Over the past several years, research has shown an increase in injury and death rates among workers in some industries. One occupation that continues to be a focus for researchers and safety advocates is warehouse work. Safety among warehouse workers is a huge concern among safety officials, especially as reports continue to suggest that companies like Amazon do not have proper safety protocols in place.
This all begs the question of whether warehouse worker injuries and deaths are on the rise? Data from the Bureau of Labor Statistics (BLS) suggests they are. Consider the following:
- In 2018, there were 1,198,000 warehouse workers in the United States.
- The injury rate among warehouse workers in 2018 was 5.1 per 100 workers.
- The injury rate equates to more than 60,000 injuries in 2018.
- In 2015, there were 11 fatalities in the warehousing industry. In 2018, there were 26.
- The most common causes of injuries are slip and fall accidents and forklift accidents.
- As many as 35,000 warehouse workers are injured each year in forklift accidents. Another 100 are killed.
Amazon Leading Warehouse Safety Concerns
Amazon is one of the largest online retailers, operating 110 fulfillment facilities nationwide. The national average injury rate among warehouse workers is 4 per 100 workers. Injury rates at Amazon facilities is more than double that, with a rate of 9.6 in 2018. What’s more, injury rates have increased at Amazon warehouses in several states, including:
- California – Injury rates increased from 2.9 to 11.3 from 2015 to 2018.
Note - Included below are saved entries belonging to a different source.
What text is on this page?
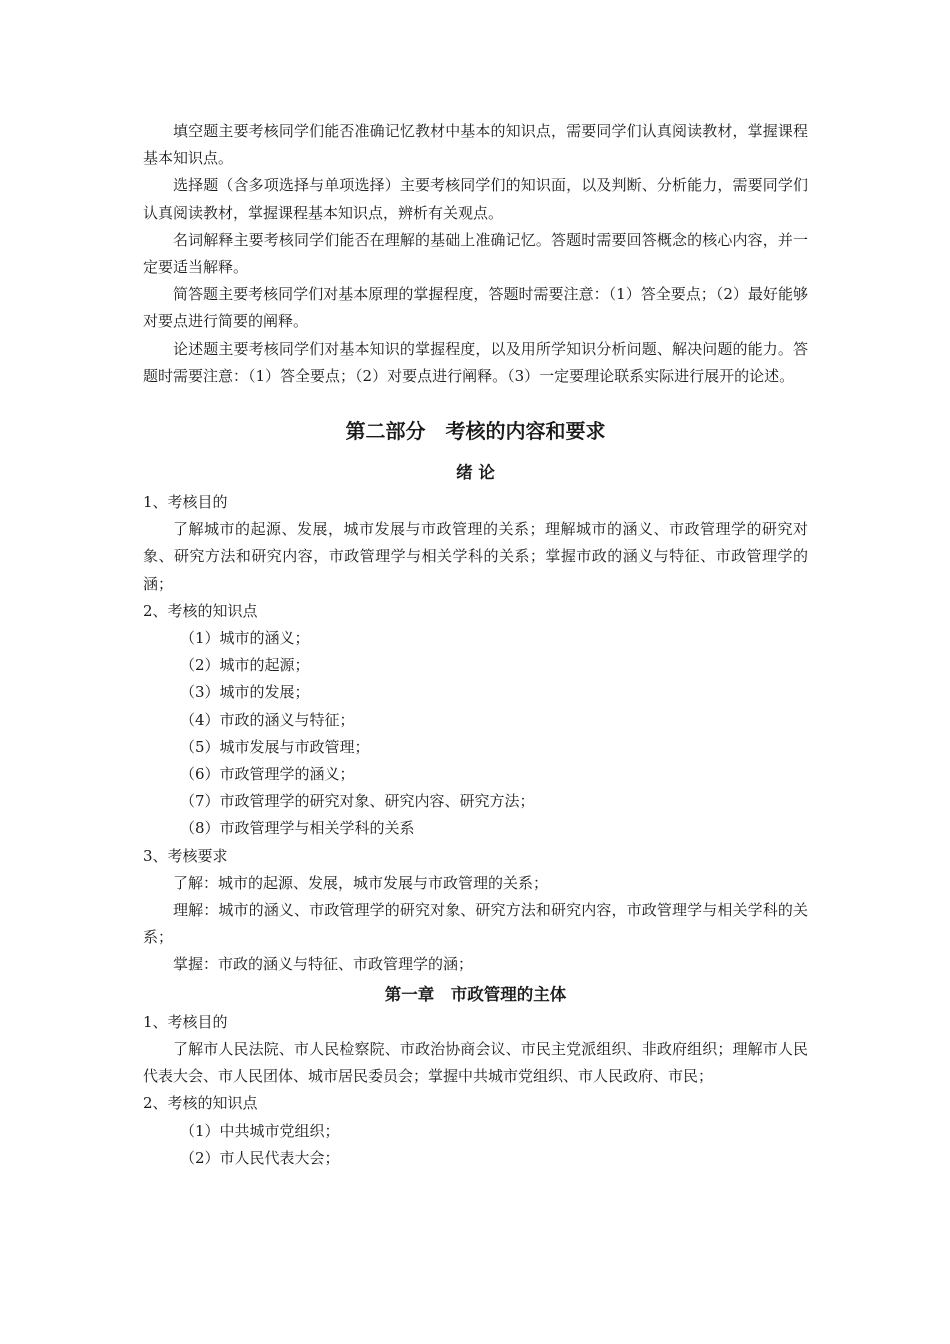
填空题主要考核同学们能否准确记忆教材中基本的知识点，需要同学们认真阅读教材，掌握课程基本知识点。

选择题（含多项选择与单项选择）主要考核同学们的知识面，以及判断、分析能力，需要同学们认真阅读教材，掌握课程基本知识点，辨析有关观点。

名词解释主要考核同学们能否在理解的基础上准确记忆。答题时需要回答概念的核心内容，并一定要适当解释。

简答题主要考核同学们对基本原理的掌握程度，答题时需要注意：（1）答全要点；（2）最好能够对要点进行简要的阐释。

论述题主要考核同学们对基本知识的掌握程度，以及用所学知识分析问题、解决问题的能力。答题时需要注意：（1）答全要点；（2）对要点进行阐释。（3）一定要理论联系实际进行展开的论述。

第二部分　考核的内容和要求
绪 论

1、考核目的

了解城市的起源、发展，城市发展与市政管理的关系；理解城市的涵义、市政管理学的研究对象、研究方法和研究内容，市政管理学与相关学科的关系；掌握市政的涵义与特征、市政管理学的涵；

2、考核的知识点

（1）城市的涵义；

（2）城市的起源；

（3）城市的发展；

（4）市政的涵义与特征；

（5）城市发展与市政管理；

（6）市政管理学的涵义；

（7）市政管理学的研究对象、研究内容、研究方法；

（8）市政管理学与相关学科的关系

3、考核要求

了解：城市的起源、发展，城市发展与市政管理的关系；

理解：城市的涵义、市政管理学的研究对象、研究方法和研究内容，市政管理学与相关学科的关系；

掌握：市政的涵义与特征、市政管理学的涵；

第一章　市政管理的主体

1、考核目的

了解市人民法院、市人民检察院、市政治协商会议、市民主党派组织、非政府组织；理解市人民代表大会、市人民团体、城市居民委员会；掌握中共城市党组织、市人民政府、市民；

2、考核的知识点

（1）中共城市党组织；

（2）市人民代表大会；
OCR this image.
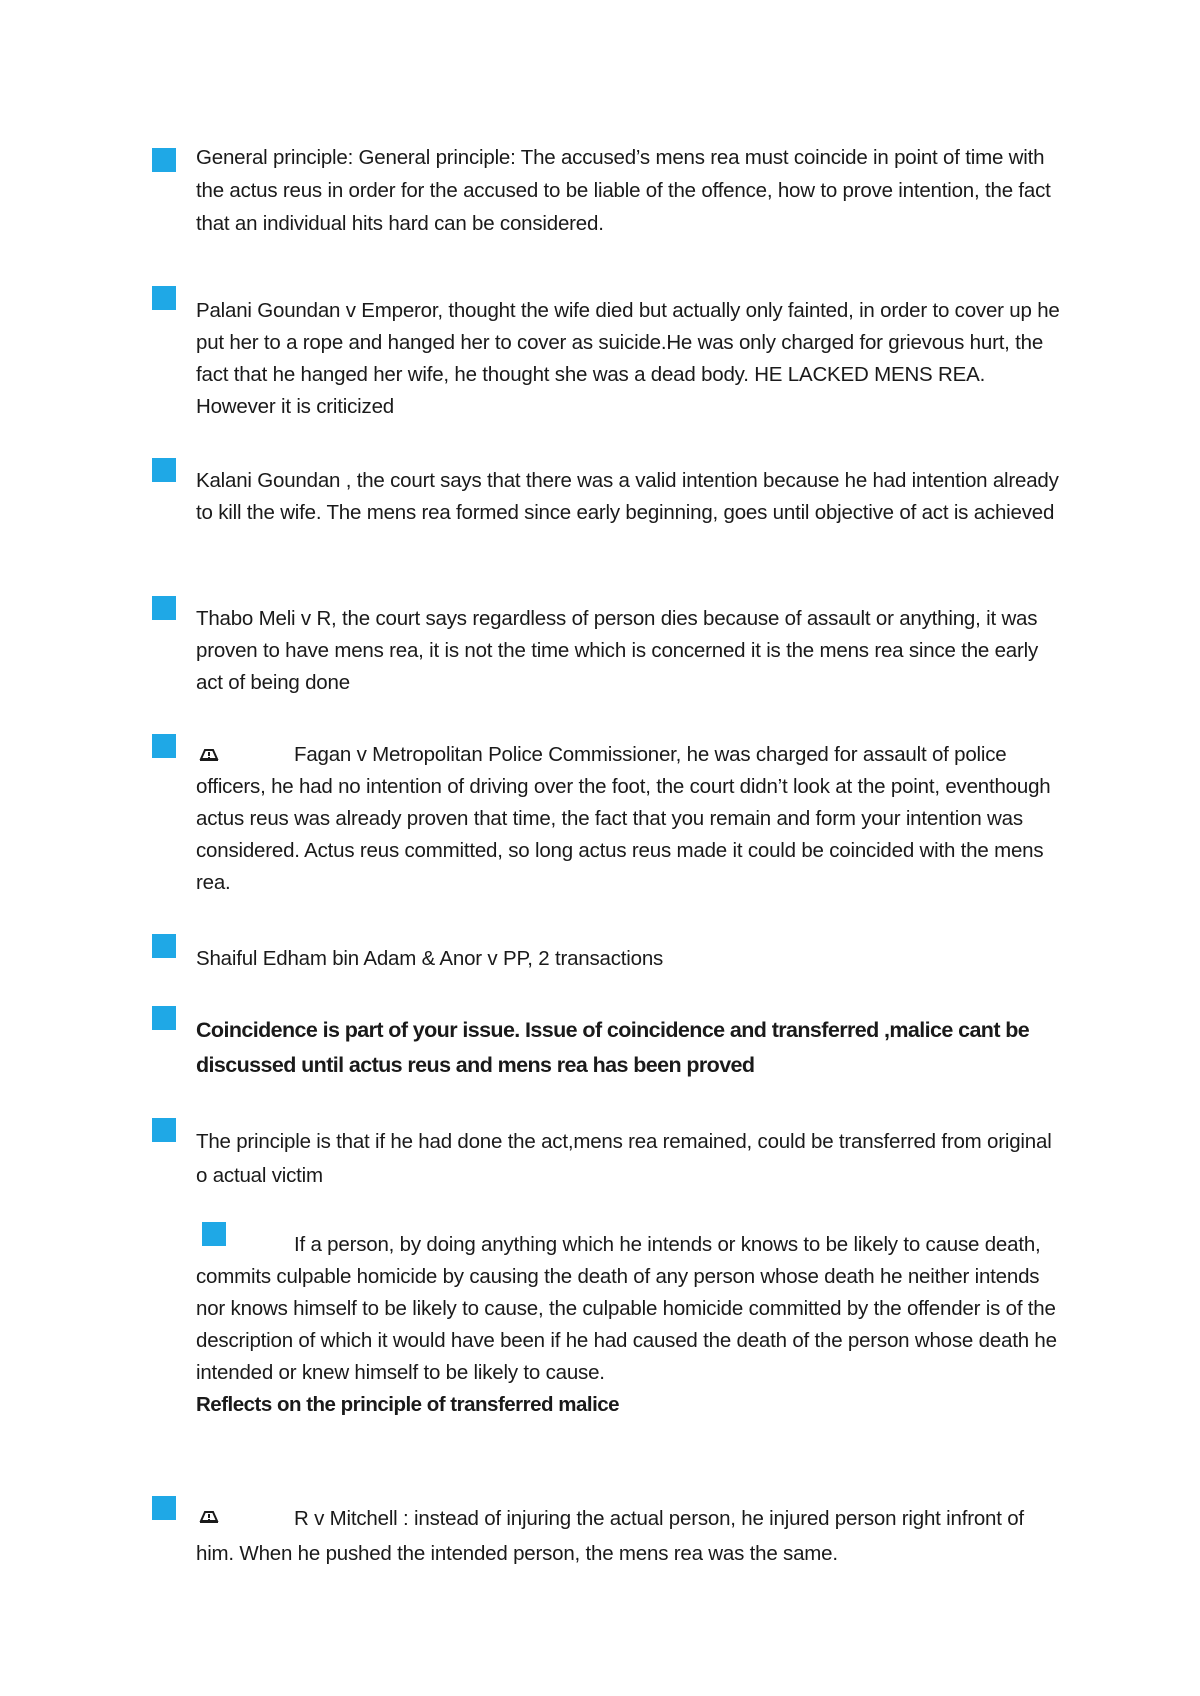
General principle: General principle: The accused’s mens rea must coincide in point of time with the actus reus in order for the accused to be liable of the offence, how to prove intention, the fact that an individual hits hard can be considered.

Palani Goundan v Emperor, thought the wife died but actually only fainted, in order to cover up he put her to a rope and hanged her to cover as suicide.He was only charged for grievous hurt, the fact that he hanged her wife, he thought she was a dead body. HE LACKED MENS REA. However it is criticized

Kalani Goundan , the court says that there was a valid intention because he had intention already to kill the wife. The mens rea formed since early beginning, goes until objective of act is achieved

Thabo Meli v R, the court says regardless of person dies because of assault or anything, it was proven to have mens rea, it is not the time which is concerned it is the mens rea since the early act of being done

Fagan v Metropolitan Police Commissioner, he was charged for assault of police officers, he had no intention of driving over the foot, the court didn’t look at the point, eventhough actus reus was already proven that time, the fact that you remain and form your intention was considered. Actus reus committed, so long actus reus made it could be coincided with the mens rea.

Shaiful Edham bin Adam & Anor v PP, 2 transactions

Coincidence is part of your issue. Issue of coincidence and transferred ,malice cant be discussed until actus reus and mens rea has been proved

The principle is that if he had done the act,mens rea remained, could be transferred from original o actual victim

If a person, by doing anything which he intends or knows to be likely to cause death, commits culpable homicide by causing the death of any person whose death he neither intends nor knows himself to be likely to cause, the culpable homicide committed by the offender is of the description of which it would have been if he had caused the death of the person whose death he intended or knew himself to be likely to cause.

Reflects on the principle of transferred malice

R v Mitchell : instead of injuring the actual person, he injured person right infront of him. When he pushed the intended person, the mens rea was the same.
- Oregon – In 2018, the injury rate was 26 per 100 workers, which is six times higher than the industry average.
- Washington – In 2018, the injury rate was around 13 per 100 workers. There were 292 serious injuries reported in 2018.
While Amazon is certainly not the only company to report worker injuries, their large and growing presence in the industry makes their injury rates even more concerning. Across the warehousing industry, there needs to be more focus on safety culture and policies.